I'm struggling with configuring AWS Session Manager to access my EC2 instance which is set up as a bastion host in a private subnet. I've created a custom IAM role with the necessary policies ("AmazonS3FullAccess" and "AmazonSSMManagedInstanceCore") and attached it to the EC2. However, I can only successfully connect to it when it's in a public subnet or configured in a way that is not ideal for security. I'm unsure how to make it work in the private subnet setup. Any detailed guidance would be greatly appreciated!
3 Answers
First off, make sure your EC2 instance is properly using the role you setup for SSM. You can check this by running a command like "aws sts get-caller-identity" on the instance to confirm the correct role is active. Also, have you looked at the SSM agent's logs? They can provide valuable insights into any issues. Finally, verify that your EC2 has internet access, as it'll need to contact SSM API endpoints unless you're using VPC endpoints for SSM.
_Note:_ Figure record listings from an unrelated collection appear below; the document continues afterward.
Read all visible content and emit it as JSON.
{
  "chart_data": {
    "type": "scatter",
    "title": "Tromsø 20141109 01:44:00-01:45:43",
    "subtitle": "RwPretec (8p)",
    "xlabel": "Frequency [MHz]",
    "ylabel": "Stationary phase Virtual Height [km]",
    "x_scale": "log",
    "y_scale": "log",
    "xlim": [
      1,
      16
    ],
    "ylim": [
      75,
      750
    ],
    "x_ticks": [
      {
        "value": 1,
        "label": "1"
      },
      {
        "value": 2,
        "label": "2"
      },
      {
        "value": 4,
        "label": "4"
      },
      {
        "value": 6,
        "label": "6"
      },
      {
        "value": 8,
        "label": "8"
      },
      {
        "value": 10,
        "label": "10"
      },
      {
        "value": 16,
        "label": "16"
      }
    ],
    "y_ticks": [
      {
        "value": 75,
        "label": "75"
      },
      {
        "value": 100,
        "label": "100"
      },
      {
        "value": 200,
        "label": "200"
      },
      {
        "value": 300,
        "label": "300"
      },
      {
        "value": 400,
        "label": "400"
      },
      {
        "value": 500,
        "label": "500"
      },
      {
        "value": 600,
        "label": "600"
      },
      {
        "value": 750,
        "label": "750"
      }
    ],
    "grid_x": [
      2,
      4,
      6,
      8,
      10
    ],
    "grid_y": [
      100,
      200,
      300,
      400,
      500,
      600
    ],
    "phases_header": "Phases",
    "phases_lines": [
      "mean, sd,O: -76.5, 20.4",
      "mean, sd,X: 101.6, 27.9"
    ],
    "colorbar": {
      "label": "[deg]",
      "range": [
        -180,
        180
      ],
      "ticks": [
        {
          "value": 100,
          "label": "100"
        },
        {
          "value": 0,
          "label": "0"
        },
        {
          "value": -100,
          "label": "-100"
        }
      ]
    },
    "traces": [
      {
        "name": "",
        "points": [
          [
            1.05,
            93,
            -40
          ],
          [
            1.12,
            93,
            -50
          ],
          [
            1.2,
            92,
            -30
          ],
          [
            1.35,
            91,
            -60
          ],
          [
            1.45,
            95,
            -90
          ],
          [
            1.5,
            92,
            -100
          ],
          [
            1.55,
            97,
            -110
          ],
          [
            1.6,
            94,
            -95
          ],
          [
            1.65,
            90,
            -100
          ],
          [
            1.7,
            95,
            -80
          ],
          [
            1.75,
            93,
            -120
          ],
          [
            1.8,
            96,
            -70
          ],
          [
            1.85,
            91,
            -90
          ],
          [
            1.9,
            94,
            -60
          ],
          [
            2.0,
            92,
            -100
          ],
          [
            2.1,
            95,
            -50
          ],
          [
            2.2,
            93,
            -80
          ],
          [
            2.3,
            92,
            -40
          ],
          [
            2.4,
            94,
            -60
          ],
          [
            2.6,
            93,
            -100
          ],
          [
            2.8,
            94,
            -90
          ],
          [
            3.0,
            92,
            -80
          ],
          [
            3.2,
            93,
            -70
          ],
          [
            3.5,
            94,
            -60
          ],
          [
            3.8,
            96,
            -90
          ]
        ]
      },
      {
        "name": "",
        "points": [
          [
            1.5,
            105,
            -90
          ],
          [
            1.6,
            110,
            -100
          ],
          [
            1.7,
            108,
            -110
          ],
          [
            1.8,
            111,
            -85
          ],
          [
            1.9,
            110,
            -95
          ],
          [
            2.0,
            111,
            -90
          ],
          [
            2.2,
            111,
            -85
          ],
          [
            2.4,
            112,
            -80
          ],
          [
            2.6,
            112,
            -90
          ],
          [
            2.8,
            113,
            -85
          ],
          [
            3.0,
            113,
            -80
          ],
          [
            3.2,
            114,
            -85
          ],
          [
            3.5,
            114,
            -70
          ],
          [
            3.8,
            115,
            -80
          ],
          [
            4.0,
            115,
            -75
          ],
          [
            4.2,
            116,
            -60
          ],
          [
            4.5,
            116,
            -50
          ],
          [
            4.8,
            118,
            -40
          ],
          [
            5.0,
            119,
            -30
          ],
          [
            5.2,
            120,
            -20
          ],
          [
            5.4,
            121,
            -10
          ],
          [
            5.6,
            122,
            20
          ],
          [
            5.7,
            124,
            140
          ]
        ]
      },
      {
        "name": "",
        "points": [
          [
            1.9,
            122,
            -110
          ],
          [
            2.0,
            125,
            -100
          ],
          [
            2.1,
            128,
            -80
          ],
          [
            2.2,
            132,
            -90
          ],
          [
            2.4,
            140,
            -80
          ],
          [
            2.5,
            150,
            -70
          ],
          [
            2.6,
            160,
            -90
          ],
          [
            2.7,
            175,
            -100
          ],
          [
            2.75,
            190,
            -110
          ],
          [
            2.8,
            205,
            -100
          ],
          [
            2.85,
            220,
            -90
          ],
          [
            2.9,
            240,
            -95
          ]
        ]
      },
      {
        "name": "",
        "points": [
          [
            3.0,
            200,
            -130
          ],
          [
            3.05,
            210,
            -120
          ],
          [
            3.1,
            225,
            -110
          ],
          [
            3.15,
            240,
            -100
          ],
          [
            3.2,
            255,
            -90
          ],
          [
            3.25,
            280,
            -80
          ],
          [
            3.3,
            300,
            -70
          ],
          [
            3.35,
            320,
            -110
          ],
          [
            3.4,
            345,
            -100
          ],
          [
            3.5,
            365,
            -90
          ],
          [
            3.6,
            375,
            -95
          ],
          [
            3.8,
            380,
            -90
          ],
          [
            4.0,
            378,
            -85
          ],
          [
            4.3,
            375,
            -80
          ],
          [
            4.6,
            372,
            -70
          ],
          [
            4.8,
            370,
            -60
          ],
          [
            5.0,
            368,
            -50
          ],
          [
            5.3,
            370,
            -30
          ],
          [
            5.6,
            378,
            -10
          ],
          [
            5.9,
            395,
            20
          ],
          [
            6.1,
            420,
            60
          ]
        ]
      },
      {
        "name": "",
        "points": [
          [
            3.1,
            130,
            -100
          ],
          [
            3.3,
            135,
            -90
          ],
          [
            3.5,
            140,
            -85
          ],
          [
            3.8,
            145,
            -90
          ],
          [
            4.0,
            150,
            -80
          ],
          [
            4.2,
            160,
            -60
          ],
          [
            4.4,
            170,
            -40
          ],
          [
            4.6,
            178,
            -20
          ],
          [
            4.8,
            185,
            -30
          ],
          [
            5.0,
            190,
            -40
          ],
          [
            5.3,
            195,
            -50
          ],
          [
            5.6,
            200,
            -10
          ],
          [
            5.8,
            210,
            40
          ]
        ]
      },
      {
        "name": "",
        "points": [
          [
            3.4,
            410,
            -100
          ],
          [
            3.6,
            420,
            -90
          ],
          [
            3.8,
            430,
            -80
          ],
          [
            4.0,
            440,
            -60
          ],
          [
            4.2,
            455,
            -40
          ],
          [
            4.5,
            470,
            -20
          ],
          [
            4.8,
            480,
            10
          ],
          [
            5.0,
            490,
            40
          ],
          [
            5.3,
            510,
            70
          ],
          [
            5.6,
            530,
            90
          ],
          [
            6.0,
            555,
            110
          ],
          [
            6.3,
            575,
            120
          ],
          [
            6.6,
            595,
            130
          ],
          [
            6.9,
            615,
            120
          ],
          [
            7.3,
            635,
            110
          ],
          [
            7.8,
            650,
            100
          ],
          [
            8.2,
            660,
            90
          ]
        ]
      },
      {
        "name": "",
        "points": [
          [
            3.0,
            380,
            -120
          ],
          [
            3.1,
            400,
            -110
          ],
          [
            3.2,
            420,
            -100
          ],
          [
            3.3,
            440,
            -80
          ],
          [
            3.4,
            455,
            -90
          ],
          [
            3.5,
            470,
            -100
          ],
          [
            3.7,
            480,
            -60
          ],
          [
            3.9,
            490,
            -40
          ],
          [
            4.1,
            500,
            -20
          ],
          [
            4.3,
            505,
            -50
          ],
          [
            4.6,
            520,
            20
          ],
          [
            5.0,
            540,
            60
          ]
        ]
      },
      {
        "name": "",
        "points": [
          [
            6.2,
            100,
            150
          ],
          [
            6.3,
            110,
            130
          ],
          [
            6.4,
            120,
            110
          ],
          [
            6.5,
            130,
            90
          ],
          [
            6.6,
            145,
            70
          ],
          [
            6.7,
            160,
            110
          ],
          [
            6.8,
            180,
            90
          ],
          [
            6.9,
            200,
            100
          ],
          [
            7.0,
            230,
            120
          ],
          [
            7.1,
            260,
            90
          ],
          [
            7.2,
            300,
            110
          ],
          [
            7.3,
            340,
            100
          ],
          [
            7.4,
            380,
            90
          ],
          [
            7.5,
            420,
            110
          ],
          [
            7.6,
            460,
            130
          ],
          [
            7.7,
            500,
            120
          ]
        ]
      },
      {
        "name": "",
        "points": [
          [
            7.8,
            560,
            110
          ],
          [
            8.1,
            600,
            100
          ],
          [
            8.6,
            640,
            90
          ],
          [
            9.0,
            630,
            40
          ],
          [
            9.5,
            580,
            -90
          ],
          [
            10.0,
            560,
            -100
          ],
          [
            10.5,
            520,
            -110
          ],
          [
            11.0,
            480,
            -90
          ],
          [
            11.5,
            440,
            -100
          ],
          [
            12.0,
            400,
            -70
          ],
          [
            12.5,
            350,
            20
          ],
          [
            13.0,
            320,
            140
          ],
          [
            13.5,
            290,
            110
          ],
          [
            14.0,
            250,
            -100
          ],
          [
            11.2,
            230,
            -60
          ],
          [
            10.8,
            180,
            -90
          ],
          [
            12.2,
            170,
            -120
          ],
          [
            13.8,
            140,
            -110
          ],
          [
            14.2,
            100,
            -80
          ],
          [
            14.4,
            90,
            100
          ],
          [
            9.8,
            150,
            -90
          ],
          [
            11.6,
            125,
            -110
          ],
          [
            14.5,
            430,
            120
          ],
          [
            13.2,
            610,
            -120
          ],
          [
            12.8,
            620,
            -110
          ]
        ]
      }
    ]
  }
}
If you're sticking to a private subnet, creating SSM VPC endpoints is key. You’ll need to set up VPC endpoints for both com.amazonaws.[your-region].ssm and com.amazonaws.[your-region].ssmmessages. Make sure your EC2 instance's security group allows egress to port 443 for these endpoints, and the endpoints' security groups should allow ingress from your EC2's security group. This way, your instance can communicate internally without needing public access.
Did you set up the three required VPC endpoints? You need SSM, SSM.messages, and EC2.messages. Also, confirm that the security group has port 443 allowed. If unsure, try checking the documentation on creating these VPC endpoints for Systems Manager—it can really help clarify things.
Thanks for the tip! I’m actually watching a relevant video again for more clarity. Appreciate your help!